The Long-Term Perspective
Royal says that the biggest disconnect for design and construction and HTM is that design and construction is short term for projects and HTM is longer term for operations; these two conflicts need to meet in the middle as many construction project bids will go to the lowest bid that might sacrifice the investment in quality utilities to the equipment.
“Often these are considered after a project has set a projected budget during the rough estimate planning. If HTM is involved in the capital budgeting with a design and construction team, they can account for these investments. However, HTM can’t expect to always be included in a strategic planning of construction projects, so it is important that a collaborative relationship is built with the design and construction team and they meet and compare notes on capital project proposals,” Royal says.

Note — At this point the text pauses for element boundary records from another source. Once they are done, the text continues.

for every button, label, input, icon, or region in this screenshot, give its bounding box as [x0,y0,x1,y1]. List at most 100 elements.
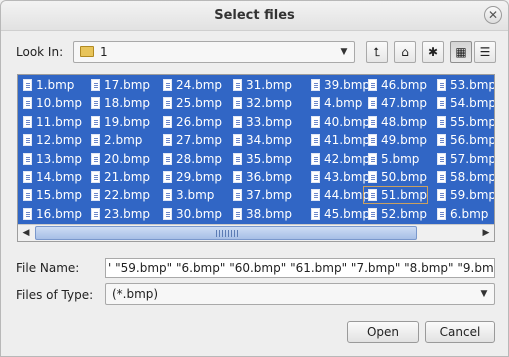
file-item[interactable]: 49.bmp [363,131,428,149]
home-icon[interactable]: ⌂ [394,41,416,63]
file-item[interactable]: 26.bmp [158,113,224,131]
scroll-right-icon[interactable]: ▶ [478,225,494,241]
file-item[interactable]: 12.bmp [18,131,82,149]
file-item[interactable]: 31.bmp [228,76,302,94]
open-button[interactable]: Open [347,321,419,343]
file-icon [368,207,377,220]
file-item[interactable]: 51.bmp [363,186,428,205]
file-icon [163,207,172,220]
cancel-button[interactable]: Cancel [425,321,495,343]
file-icon [233,152,242,165]
file-item[interactable]: 52.bmp [363,205,428,223]
file-item[interactable]: 40.bmp [306,113,370,131]
chevron-down-icon[interactable]: ▼ [338,45,350,59]
file-item[interactable]: 42.bmp [306,150,370,168]
file-icon [163,189,172,202]
file-item[interactable]: 43.bmp [306,168,370,186]
file-item[interactable]: 45.bmp [306,205,370,223]
file-label: 55.bmp [450,114,494,129]
file-item[interactable]: 1.bmp [18,76,82,94]
file-item[interactable]: 4.bmp [306,94,362,112]
file-item[interactable]: 3.bmp [158,186,224,204]
file-item[interactable]: 58.bmp [432,168,494,186]
file-item[interactable]: 56.bmp [432,131,494,149]
file-item[interactable]: 15.bmp [18,186,82,204]
file-item[interactable]: 6.bmp [432,205,490,223]
file-item[interactable]: 53.bmp [432,76,494,94]
up-folder-icon[interactable]: ⮤ [366,41,388,63]
file-icon [368,79,377,91]
file-item[interactable]: 32.bmp [228,94,302,112]
file-item[interactable]: 11.bmp [18,113,82,131]
file-item[interactable]: 48.bmp [363,113,428,131]
file-item[interactable]: 5.bmp [363,150,428,168]
file-label: 58.bmp [450,170,494,184]
file-icon [23,115,32,128]
file-item[interactable]: 50.bmp [363,168,428,186]
file-item[interactable]: 47.bmp [363,94,428,112]
file-item[interactable]: 19.bmp [86,113,154,131]
file-label: 21.bmp [104,170,151,184]
file-item[interactable]: 18.bmp [86,94,154,112]
file-item[interactable]: 21.bmp [86,168,154,186]
file-item[interactable]: 10.bmp [18,94,82,112]
file-item[interactable]: 34.bmp [228,131,302,149]
file-label: 17.bmp [104,78,151,92]
file-list[interactable]: 1.bmp 10.bmp 11.bmp 12.bmp 13.bmp 14.bmp 15.bm… [17,74,495,242]
file-item[interactable]: 29.bmp [158,168,224,186]
file-icon [91,171,100,183]
file-label: 19.bmp [104,114,151,129]
file-item[interactable]: 54.bmp [432,94,494,112]
file-icon [91,207,100,220]
folder-icon [80,46,94,57]
file-item[interactable]: 33.bmp [228,113,302,131]
file-icon [368,171,377,183]
file-label: 25.bmp [176,96,223,111]
horizontal-scrollbar[interactable]: ◀ ▶ [18,224,494,241]
file-item[interactable]: 25.bmp [158,94,224,112]
new-folder-icon[interactable]: ✱ [422,41,444,63]
files-of-type-label: Files of Type: [16,288,94,302]
file-item[interactable]: 13.bmp [18,150,82,168]
file-name-field[interactable]: ' "59.bmp" "6.bmp" "60.bmp" "61.bmp" "7.… [105,258,495,278]
file-item[interactable]: 41.bmp [306,131,370,149]
scrollbar-thumb[interactable] [35,226,417,240]
file-icon [23,152,32,165]
files-of-type-combo[interactable]: (*.bmp) ▼ [105,283,495,305]
file-item[interactable]: 14.bmp [18,168,82,186]
file-item[interactable]: 59.bmp [432,186,494,204]
file-item[interactable]: 16.bmp [18,205,82,223]
file-item[interactable]: 36.bmp [228,168,302,186]
file-item[interactable]: 39.bmp [306,76,370,94]
file-item[interactable]: 30.bmp [158,205,224,223]
file-item[interactable]: 2.bmp [86,131,154,149]
file-label: 38.bmp [246,206,293,221]
file-label: 32.bmp [246,96,293,111]
file-item[interactable]: 27.bmp [158,131,224,149]
file-item[interactable]: 17.bmp [86,76,154,94]
look-in-combo[interactable]: 1 ▼ [73,41,355,63]
file-item[interactable]: 37.bmp [228,186,302,204]
file-item[interactable]: 22.bmp [86,186,154,204]
file-label: 22.bmp [104,188,151,203]
file-label: 26.bmp [176,114,223,129]
file-item[interactable]: 38.bmp [228,205,302,223]
file-item[interactable]: 46.bmp [363,76,428,94]
list-view-icon[interactable]: ▦ [450,41,472,63]
file-label: 52.bmp [381,206,428,221]
file-item[interactable]: 23.bmp [86,205,154,223]
file-item[interactable]: 44.bmp [306,186,370,204]
file-item[interactable]: 28.bmp [158,150,224,168]
file-item[interactable]: 57.bmp [432,150,494,168]
title-bar[interactable]: Select files ✕ [1,1,508,31]
file-grid[interactable]: 1.bmp 10.bmp 11.bmp 12.bmp 13.bmp 14.bmp 15.bm… [18,75,494,224]
file-item[interactable]: 20.bmp [86,150,154,168]
details-view-icon[interactable]: ☰ [474,41,496,63]
file-item[interactable]: 24.bmp [158,76,224,94]
file-label: 5.bmp [381,151,420,166]
file-item[interactable]: 35.bmp [228,150,302,168]
close-icon[interactable]: ✕ [484,6,502,24]
scroll-left-icon[interactable]: ◀ [18,225,34,241]
chevron-down-icon[interactable]: ▼ [478,287,490,301]
file-item[interactable]: 55.bmp [432,113,494,131]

He says that often, HTM programs managed by third parties struggle with this involvement due to terms of a contract agreement; HTM contract agreements may be limited in their scope to just operational-type activities.
“However, it can be a success for a third-party HTM program to offer these as value added services to assist with capital planning. Engineering and architectural companies will sometimes offer these services to their customers, but much of their information that is valuable comes from the HTM team that has the experience with the equipment and vendors to add procurement input,” Royal adds.
As TechNation pointed out in 2018, new construction and renovation projects allow HTM to “prove their value outside of inventory, PM and repair activities.” The goal is that the considerations outlined in this article can be employed to reduce the risk of baptism by fire so that all stakeholders will be happy with the long-term results.
“As essential partners, the HTM and general contractor need to work hand in hand on any remodel or construction project. The more complex the project the more this relationship affects outcomes. HTM should be involved throughout the entire process; from equipment acquisition, through funding, into design and construction and finally equipment installation and staff applications and training. An HTM that can navigate relationships and milestones is key to the success of any hospital remodel or construction process. As a general contractor, I can speak from direct experience that we interact almost daily with HTM during construction,” Cook adds.